In this chapter of the Clinical Evaluation Plan (CEP), you need to clearly articulate the plan and methodology for demonstrating equivalence.

It should begin by explicitly stating which specific, legally marketed device(s) are intended for the equivalence demonstration and briefly outline the primary reasons for their selection.

Next, provide an overview of how the detailed comparison of clinical, technical, and biological characteristics will be conducted. You can mention the planned scope of comparative parameters. The emphasis should be on describing how differences will be systematically identified, and how their clinical significance will be assessed and justified.

The CEP should indicate the data sources required to support the equivalence demonstration.
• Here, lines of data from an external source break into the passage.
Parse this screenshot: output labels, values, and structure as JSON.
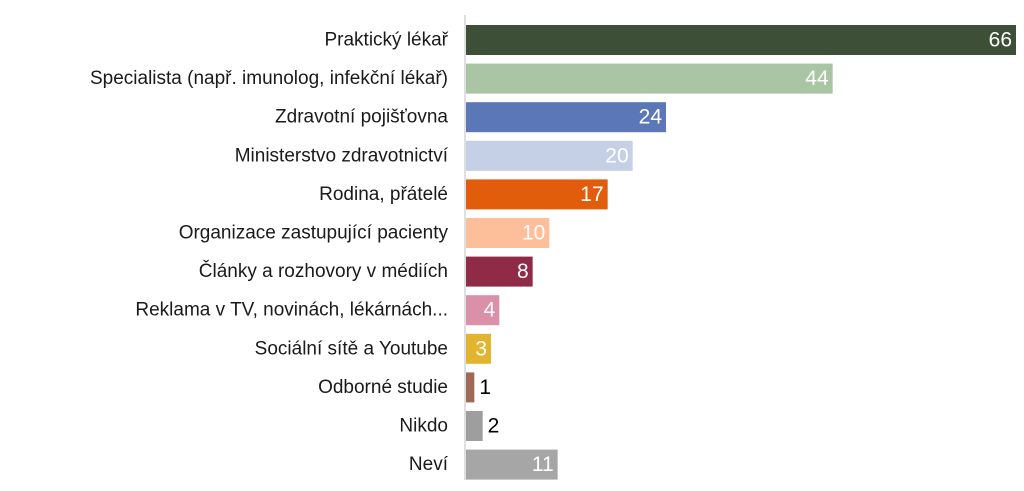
{
  "chart_data": {
    "type": "bar",
    "orientation": "horizontal",
    "categories": [
      "Praktický lékař",
      "Specialista (např. imunolog, infekční lékař)",
      "Zdravotní pojišťovna",
      "Ministerstvo zdravotnictví",
      "Rodina, přátelé",
      "Organizace zastupující pacienty",
      "Články a rozhovory v médiích",
      "Reklama v TV, novinách, lékárnách...",
      "Sociální sítě a Youtube",
      "Odborné studie",
      "Nikdo",
      "Neví"
    ],
    "values": [
      66,
      44,
      24,
      20,
      17,
      10,
      8,
      4,
      3,
      1,
      2,
      11
    ],
    "value_labels": [
      "66",
      "44",
      "24",
      "20",
      "17",
      "10",
      "8",
      "4",
      "3",
      "1",
      "2",
      "11"
    ],
    "colors": [
      "#3d4f36",
      "#a9c5a3",
      "#5b77b8",
      "#c5d0e6",
      "#e25d0b",
      "#fdbf9a",
      "#8f2b46",
      "#d990a8",
      "#e2b531",
      "#9c6a56",
      "#9e9e9e",
      "#a6a6a6"
    ],
    "label_colors": [
      "#ffffff",
      "#ffffff",
      "#ffffff",
      "#ffffff",
      "#ffffff",
      "#ffffff",
      "#ffffff",
      "#ffffff",
      "#ffffff",
      "#000000",
      "#000000",
      "#ffffff"
    ],
    "xlim": [
      0,
      66
    ],
    "grid": false,
    "legend": "none"
  }
}
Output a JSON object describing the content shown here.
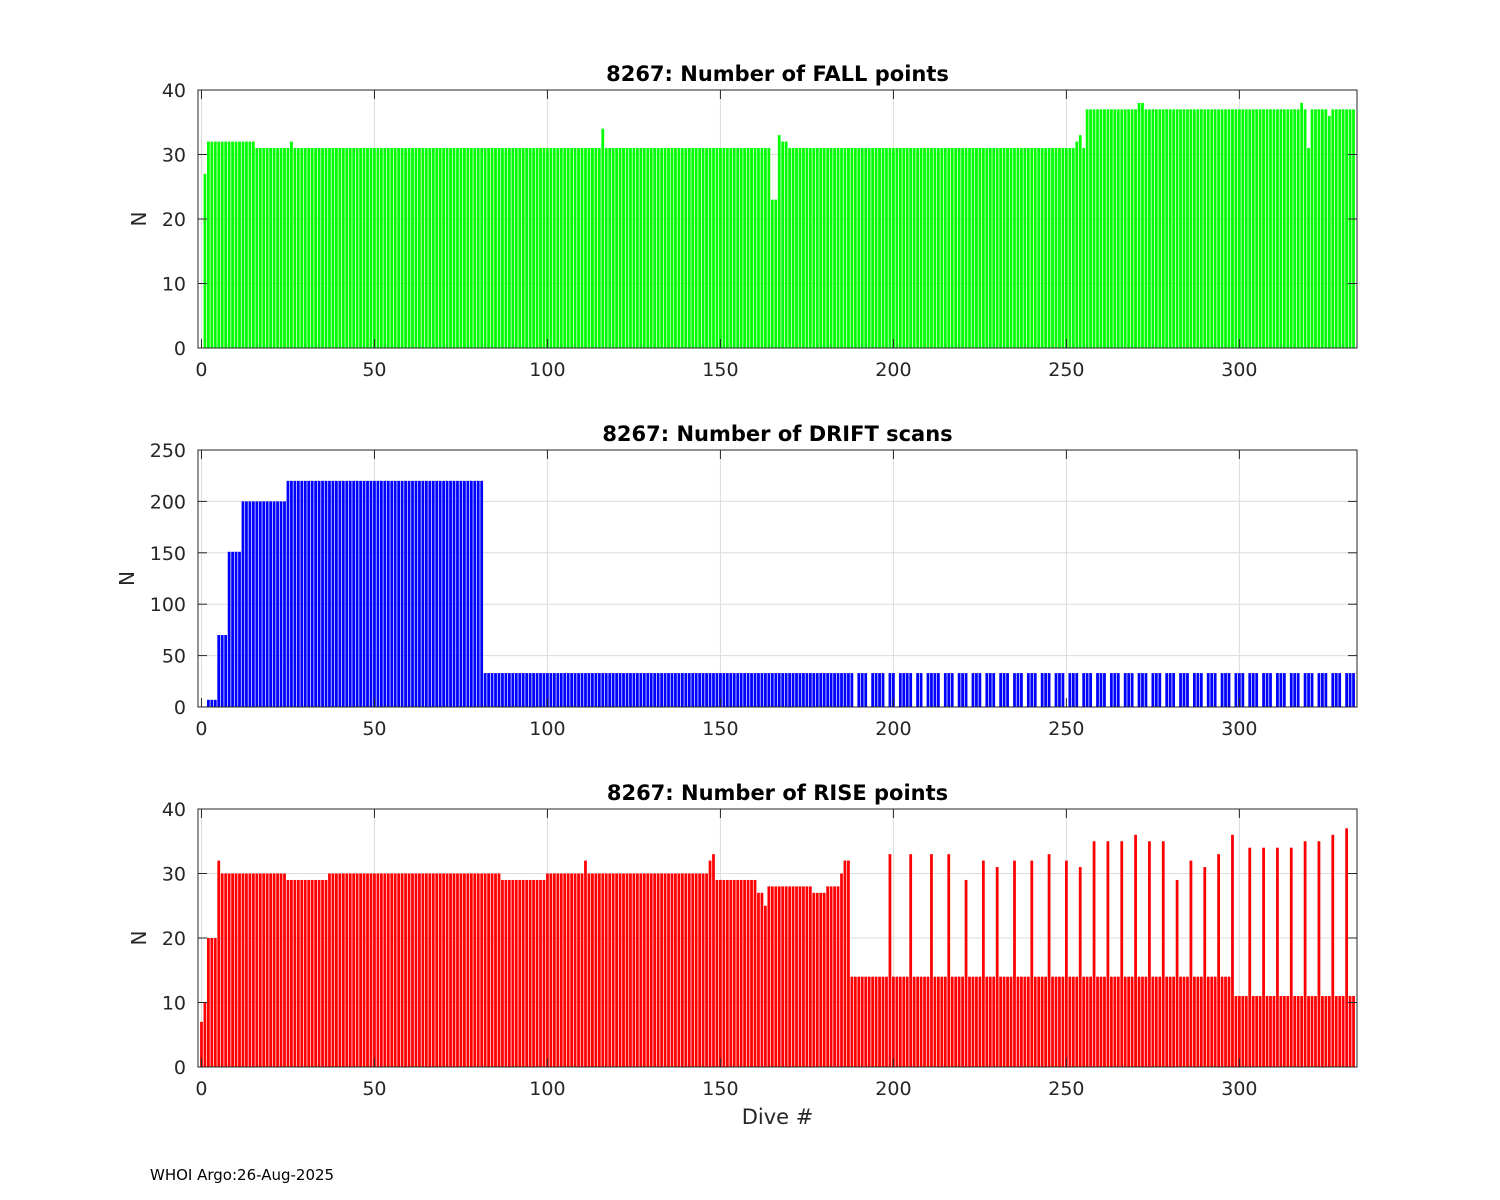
{
  "footer": {
    "text": "WHOI Argo:26-Aug-2025"
  },
  "chart_data": [
    {
      "type": "bar",
      "title": "8267: Number of FALL points",
      "xlabel": "",
      "ylabel": "N",
      "xlim": [
        -1,
        334
      ],
      "ylim": [
        0,
        40
      ],
      "xticks": [
        0,
        50,
        100,
        150,
        200,
        250,
        300
      ],
      "yticks": [
        0,
        10,
        20,
        30,
        40
      ],
      "color": "#00ff00",
      "grid": true,
      "segments": [
        [
          0,
          0,
          0
        ],
        [
          1,
          1,
          27
        ],
        [
          2,
          15,
          32
        ],
        [
          16,
          25,
          31
        ],
        [
          26,
          26,
          32
        ],
        [
          27,
          115,
          31
        ],
        [
          116,
          116,
          34
        ],
        [
          117,
          164,
          31
        ],
        [
          165,
          166,
          23
        ],
        [
          167,
          167,
          33
        ],
        [
          168,
          169,
          32
        ],
        [
          170,
          252,
          31
        ],
        [
          253,
          253,
          32
        ],
        [
          254,
          254,
          33
        ],
        [
          255,
          255,
          31
        ],
        [
          256,
          270,
          37
        ],
        [
          271,
          272,
          38
        ],
        [
          273,
          317,
          37
        ],
        [
          318,
          318,
          38
        ],
        [
          319,
          319,
          37
        ],
        [
          320,
          320,
          31
        ],
        [
          321,
          325,
          37
        ],
        [
          326,
          326,
          36
        ],
        [
          327,
          333,
          37
        ]
      ]
    },
    {
      "type": "bar",
      "title": "8267: Number of DRIFT scans",
      "xlabel": "",
      "ylabel": "N",
      "xlim": [
        -1,
        334
      ],
      "ylim": [
        0,
        250
      ],
      "xticks": [
        0,
        50,
        100,
        150,
        200,
        250,
        300
      ],
      "yticks": [
        0,
        50,
        100,
        150,
        200,
        250
      ],
      "color": "#0000ff",
      "grid": true,
      "segments": [
        [
          0,
          0,
          0
        ],
        [
          1,
          1,
          0
        ],
        [
          2,
          4,
          7
        ],
        [
          5,
          7,
          70
        ],
        [
          8,
          11,
          151
        ],
        [
          12,
          24,
          200
        ],
        [
          25,
          81,
          220
        ],
        [
          82,
          186,
          33
        ],
        [
          187,
          333,
          33
        ]
      ],
      "zero_dives": [
        189,
        193,
        198,
        201,
        206,
        209,
        214,
        218,
        222,
        226,
        230,
        234,
        238,
        242,
        246,
        250,
        254,
        258,
        262,
        266,
        270,
        274,
        278,
        282,
        286,
        290,
        294,
        298,
        302,
        306,
        310,
        314,
        318,
        322,
        326,
        330
      ]
    },
    {
      "type": "bar",
      "title": "8267: Number of RISE points",
      "xlabel": "Dive #",
      "ylabel": "N",
      "xlim": [
        -1,
        334
      ],
      "ylim": [
        0,
        40
      ],
      "xticks": [
        0,
        50,
        100,
        150,
        200,
        250,
        300
      ],
      "yticks": [
        0,
        10,
        20,
        30,
        40
      ],
      "color": "#ff0000",
      "grid": true,
      "segments": [
        [
          0,
          0,
          7
        ],
        [
          1,
          1,
          10
        ],
        [
          2,
          4,
          20
        ],
        [
          5,
          5,
          32
        ],
        [
          6,
          24,
          30
        ],
        [
          25,
          36,
          29
        ],
        [
          37,
          86,
          30
        ],
        [
          87,
          99,
          29
        ],
        [
          100,
          110,
          30
        ],
        [
          111,
          111,
          32
        ],
        [
          112,
          146,
          30
        ],
        [
          147,
          147,
          32
        ],
        [
          148,
          148,
          33
        ],
        [
          149,
          160,
          29
        ],
        [
          161,
          162,
          27
        ],
        [
          163,
          163,
          25
        ],
        [
          164,
          176,
          28
        ],
        [
          177,
          180,
          27
        ],
        [
          181,
          184,
          28
        ],
        [
          185,
          185,
          30
        ],
        [
          186,
          187,
          32
        ],
        [
          188,
          297,
          14
        ],
        [
          298,
          333,
          11
        ]
      ],
      "spikes": [
        [
          199,
          33
        ],
        [
          205,
          33
        ],
        [
          211,
          33
        ],
        [
          216,
          33
        ],
        [
          221,
          29
        ],
        [
          226,
          32
        ],
        [
          230,
          31
        ],
        [
          235,
          32
        ],
        [
          240,
          32
        ],
        [
          245,
          33
        ],
        [
          250,
          32
        ],
        [
          254,
          31
        ],
        [
          258,
          35
        ],
        [
          262,
          35
        ],
        [
          266,
          35
        ],
        [
          270,
          36
        ],
        [
          274,
          35
        ],
        [
          278,
          35
        ],
        [
          282,
          29
        ],
        [
          286,
          32
        ],
        [
          290,
          31
        ],
        [
          294,
          33
        ],
        [
          298,
          36
        ],
        [
          303,
          34
        ],
        [
          307,
          34
        ],
        [
          311,
          34
        ],
        [
          315,
          34
        ],
        [
          319,
          35
        ],
        [
          323,
          35
        ],
        [
          327,
          36
        ],
        [
          331,
          37
        ]
      ]
    }
  ]
}
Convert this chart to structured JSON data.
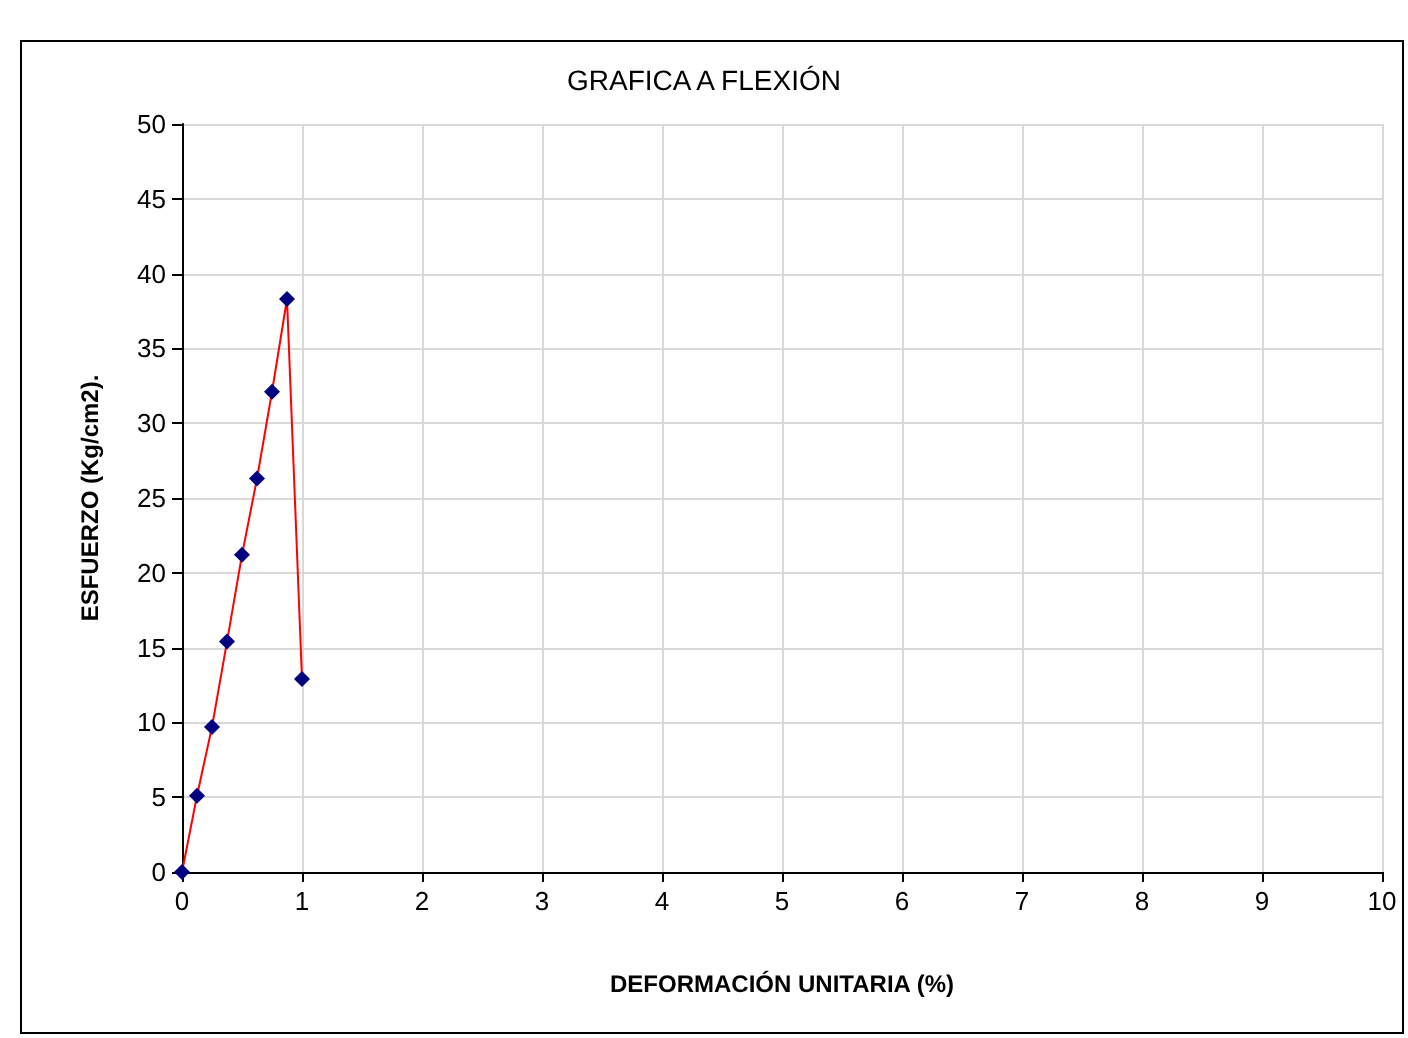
{
  "chart_data": {
    "type": "line",
    "title": "GRAFICA A FLEXIÓN",
    "xlabel": "DEFORMACIÓN UNITARIA (%)",
    "ylabel": "ESFUERZO (Kg/cm2).",
    "x": [
      0,
      0.125,
      0.25,
      0.375,
      0.5,
      0.625,
      0.75,
      0.875,
      1
    ],
    "series": [
      {
        "color": "#ff0000",
        "values": [
          0,
          5.1,
          9.7,
          15.4,
          21.2,
          26.3,
          32.1,
          38.3,
          12.9
        ]
      }
    ],
    "xlim": [
      0,
      10
    ],
    "xticks": [
      0,
      1,
      2,
      3,
      4,
      5,
      6,
      7,
      8,
      9,
      10
    ],
    "ylim": [
      0,
      50
    ],
    "yticks": [
      0,
      5,
      10,
      15,
      20,
      25,
      30,
      35,
      40,
      45,
      50
    ],
    "grid": true,
    "marker": "diamond",
    "line_style": "solid"
  }
}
This may include:

• Manufacturer’s internal completed or planned preclinical studies (e.g., bench tests, simulated use tests, animal studies, especially those directly comparing the performance of the device under evaluation against the equivalent device(s)).
• Systematic retrieval and analysis of published scientific literature to obtain information on the characteristics, performance, and safety of the equivalent device(s), as well as the clinical impact of certain technical or material differences.
• Adherence to relevant international standards and guidelines.
• Planned retrieval and analysis of post-market surveillance data, adverse event reports, and clinical study data for the equivalent device(s) (if available).

This chapter should set a clear path for how the demonstrated equivalence will be used in the subsequent Clinical Evaluation Report (CER) to support the clinical safety and performance of the device under evaluation. For example, it should state how clinical data from the equivalent device(s) will be integrated and appraised in the CER.

Tthe demonstration of equivalence is a key area of scrutiny by regulatory authorities. The entire process must be transparent, rigorous, scientific, and fully compliant with relevant regulatory guidance (such as MDCG 2020-5). Any claim of equivalence must be substantiated by robust evidence, and the analysis of differences must be convincing.